Google Gemini (ThinkingConfig)

  • Uses generationConfig.thinkingConfig.thinkingBudget
  • The maxOutputTokens is automatically increased when thinking is enabled
  • Thinking output is included in the Gemini response stream

OpenAI-Compatible (Reasoning Effort)

  • Uses the reasoning_effort parameter with string values: "low", "medium", "high"
  • Numeric budgets and "max" are mapped to "high" for OpenAI-compatible APIs
  • Reasoning output arrives via delta.reasoning_content in the SSE stream
  • Works with OpenAI, xAI (Grok), OpenRouter, and other OpenAI-compatible providers

When to Use Thinking Mode

TaskRecommended Level
Simple Q&A, casual chatDefault (Off)
Code generationMedium
Debugging complex codeHigh
Mathematical proofsHigh
Multi-step analysisHigh
Research synthesisMedium to High
Creative writingDefault or Low
Hardest reasoning puzzlesHighest (Model Max)

Cost Implications

注意

Thinking tokens count toward output tokens and are billed accordingly. A model that "thinks" for 100,000 tokens before producing a 2,000-token response is billed for 102,000 output tokens. This can significantly increase costs, especially at the High and Highest levels.

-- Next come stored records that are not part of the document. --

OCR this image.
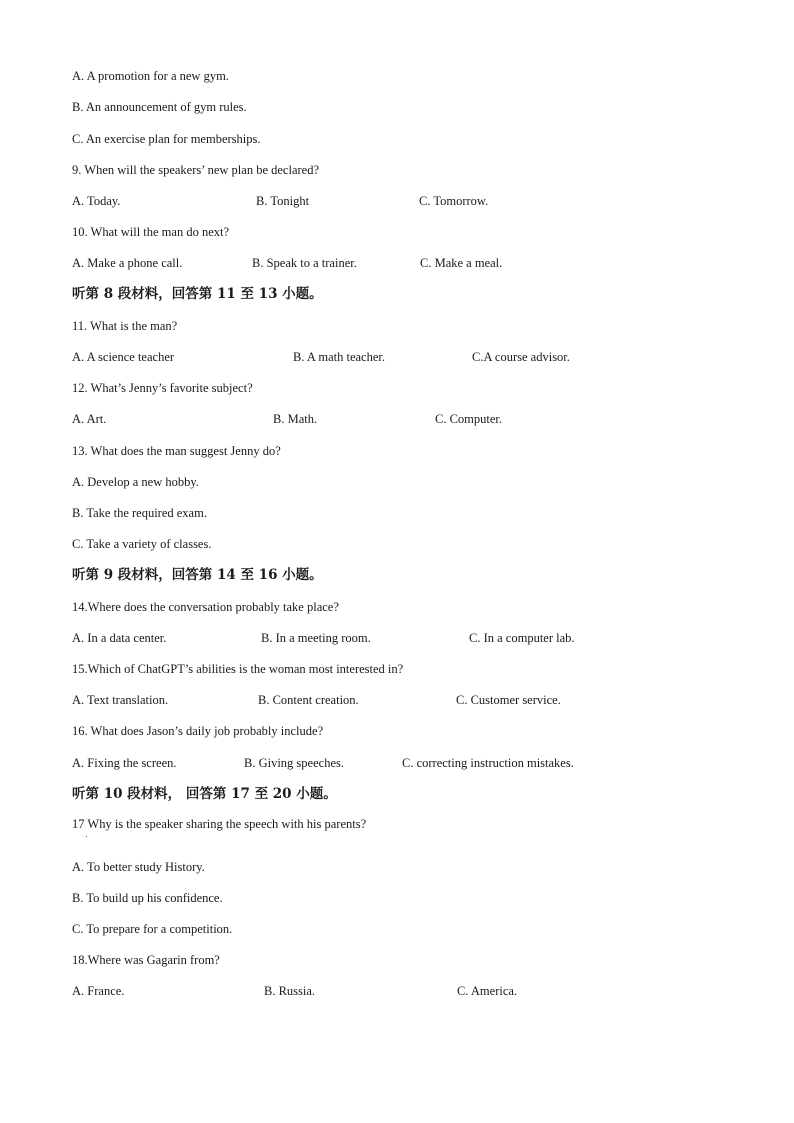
A. A promotion for a new gym.
B. An announcement of gym rules.
C. An exercise plan for memberships.
9. When will the speakers’ new plan be declared?
A. Today.	B. Tonight	C. Tomorrow.
10. What will the man do next?
A. Make a phone call.	B. Speak to a trainer.	C. Make a meal.
听第 8 段材料，回答第 11 至 13 小题。
11. What is the man?
A. A science teacher	B. A math teacher.	C.A course advisor.
12. What’s Jenny’s favorite subject?
A. Art.	B. Math.	C. Computer.
13. What does the man suggest Jenny do?
A. Develop a new hobby.
B. Take the required exam.
C. Take a variety of classes.
听第 9 段材料，回答第 14 至 16 小题。
14.Where does the conversation probably take place?
A. In a data center.	B. In a meeting room.	C. In a computer lab.
15.Which of ChatGPT’s abilities is the woman most interested in?
A. Text translation.	B. Content creation.	C. Customer service.
16. What does Jason’s daily job probably include?
A. Fixing the screen.	B. Giving speeches.	C. correcting instruction mistakes.
听第 10 段材料， 回答第 17 至 20 小题。
17 Why is the speaker sharing the speech with his parents?
A. To better study History.
B. To build up his confidence.
C. To prepare for a competition.
18.Where was Gagarin from?
A. France.	B. Russia.	C. America.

Rough cost multipliers compared to Default:

LevelApproximate Cost Multiplier
Default1x
Low2-4x
Medium5-15x
High15-50x
Highest30-100x+

The exact multiplier depends on the complexity of the question. Simple questions with High reasoning may use only a fraction of the budget, while complex problems may use the full allocation.

提示

Start with "Medium" for most tasks and only increase to "High" or "Highest" when you need the model to work through particularly difficult problems. The quality improvement from Low to Medium is usually more noticeable than from High to Highest.